Number of players: 3
Who are they: Ayo Adebogun (Mequon), TJ Bollers (Tiffin, Iowa), Darryl Peterson (Akron, Ohio)
Quick analysis: This group rivals the O-line as the deepest, most talented chunk of the class, but don’t be surprised if one or more of these players ends up being listed at another position in the future. … Adebogun, a lineman in high school, has a tremendous first step. … Bollers has the size to potentially play on the line, but the quickness and block-shedding of an outside backer. … Peterson was a prolific pass rusher in high school and could help UW soon.

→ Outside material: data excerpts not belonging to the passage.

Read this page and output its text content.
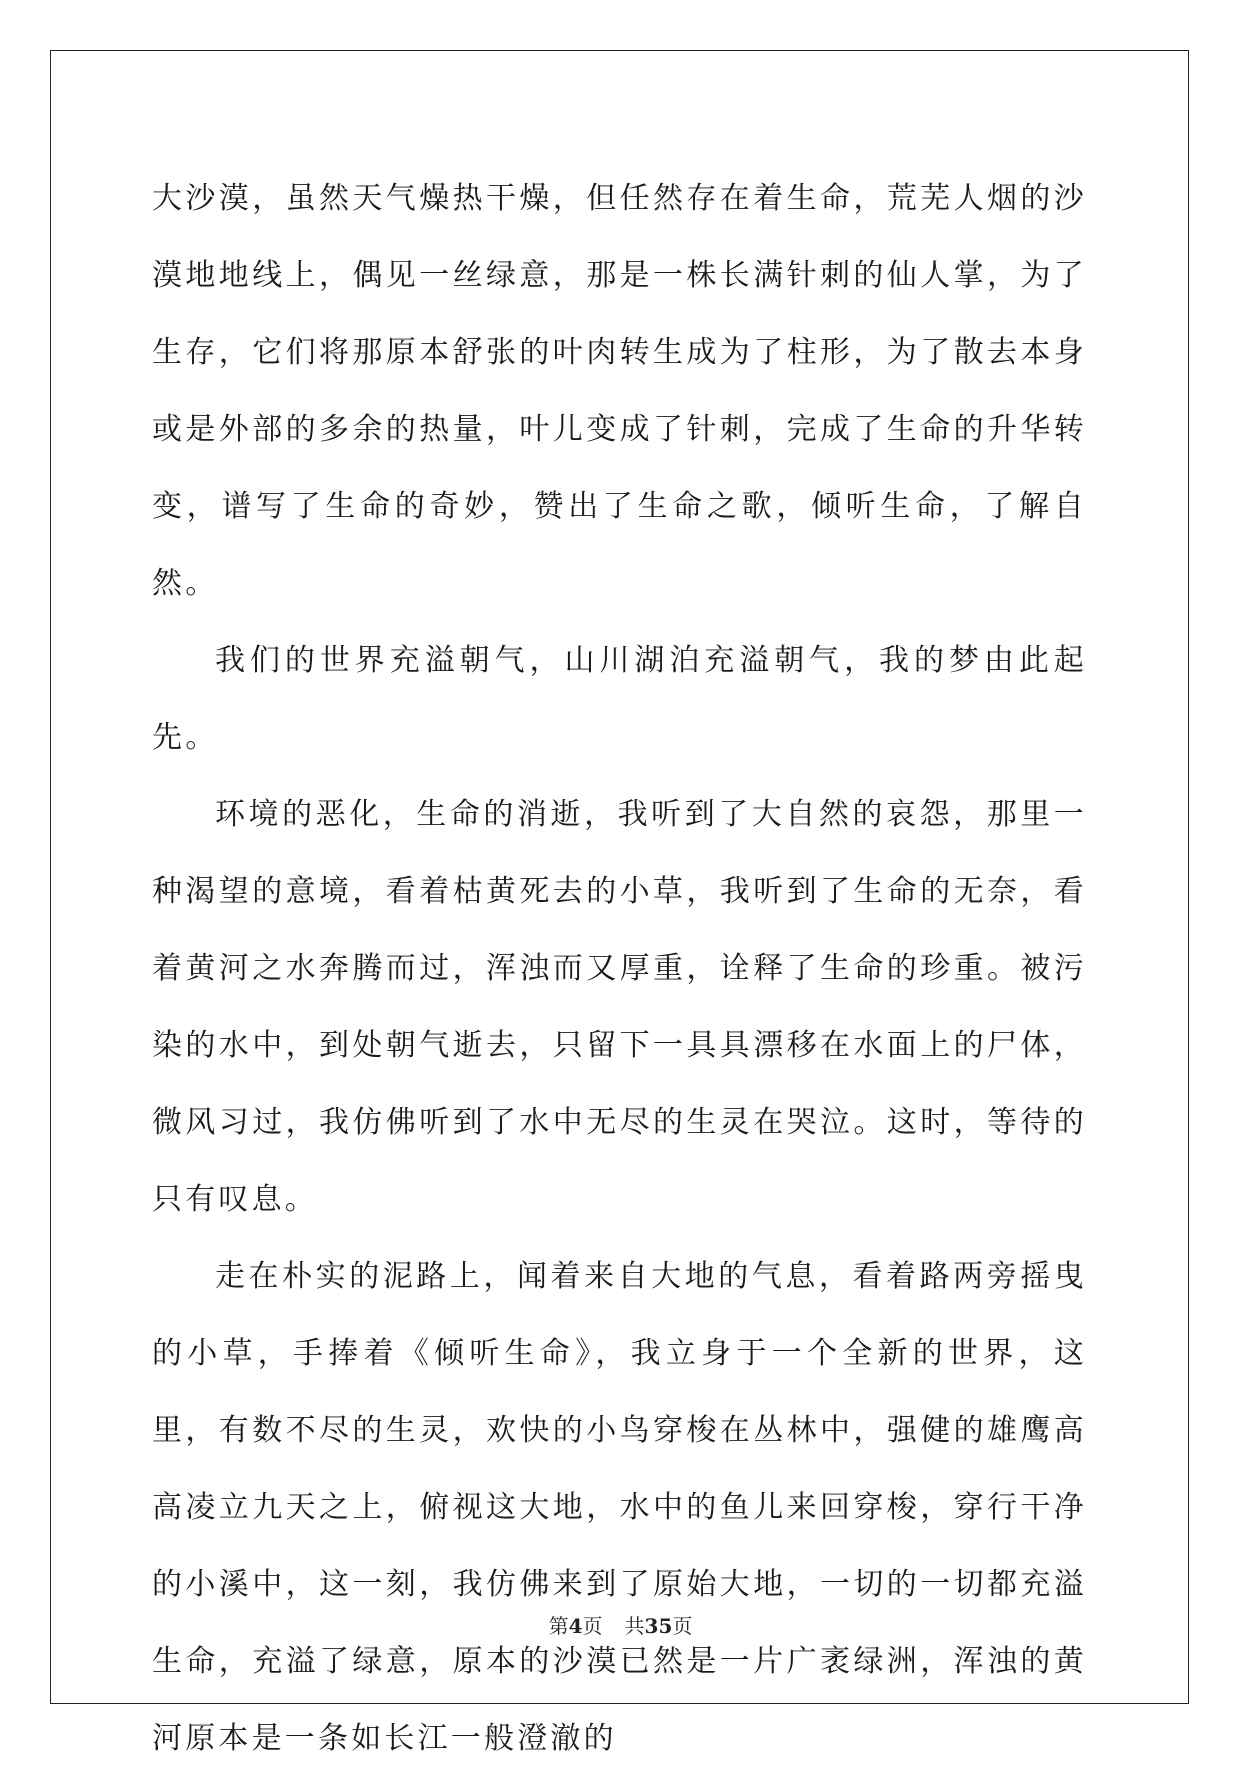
大沙漠，虽然天气燥热干燥，但任然存在着生命，荒芜人烟的沙漠地地线上，偶见一丝绿意，那是一株长满针刺的仙人掌，为了生存，它们将那原本舒张的叶肉转生成为了柱形，为了散去本身或是外部的多余的热量，叶儿变成了针刺，完成了生命的升华转变，谱写了生命的奇妙，赞出了生命之歌，倾听生命，了解自然。

我们的世界充溢朝气，山川湖泊充溢朝气，我的梦由此起先。

环境的恶化，生命的消逝，我听到了大自然的哀怨，那里一种渴望的意境，看着枯黄死去的小草，我听到了生命的无奈，看着黄河之水奔腾而过，浑浊而又厚重，诠释了生命的珍重。被污染的水中，到处朝气逝去，只留下一具具漂移在水面上的尸体，微风习过，我仿佛听到了水中无尽的生灵在哭泣。这时，等待的只有叹息。

走在朴实的泥路上，闻着来自大地的气息，看着路两旁摇曳的小草，手捧着《倾听生命》，我立身于一个全新的世界，这里，有数不尽的生灵，欢快的小鸟穿梭在丛林中，强健的雄鹰高高凌立九天之上，俯视这大地，水中的鱼儿来回穿梭，穿行干净的小溪中，这一刻，我仿佛来到了原始大地，一切的一切都充溢生命，充溢了绿意，原本的沙漠已然是一片广袤绿洲，浑浊的黄河原本是一条如长江一般澄澈的

第4页 共35页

Leonhard’s thoughts on Bollers: “We love his versatility. (We) see him as an outside linebacker, kind of plus. We think he can do a little bit more than that position and provide some flexibility for us. Great physicality with what he shown in high school. As he grows into his body, it’s going to be a lot of fun to put him in different positions.”
Number of players: 3
Who are they: Al Ashford III (Denver, Colo.), Ricardo Hallman (Miami, Fla.), Hunter Wohler (Muskego)
Quick analysis: Ashford already plays with the aggressive style that Leonhard loves and he’s borderline obsessive about learning and refining technique. … Hallman is a true ball hawk and uses his athleticism to close on balls in the air faster than opposing receivers. … Wohler, Wisconsin’s two-time AP state player of the year, is a special blend of ball skills and physicality as a safety.
Leonhard’s thoughts on Wohler: “Probably as highly recruited of a skill player in the state in a long time. Extremely talented. What he does at the safety position in impacting games at that level was a lot of fun to watch.”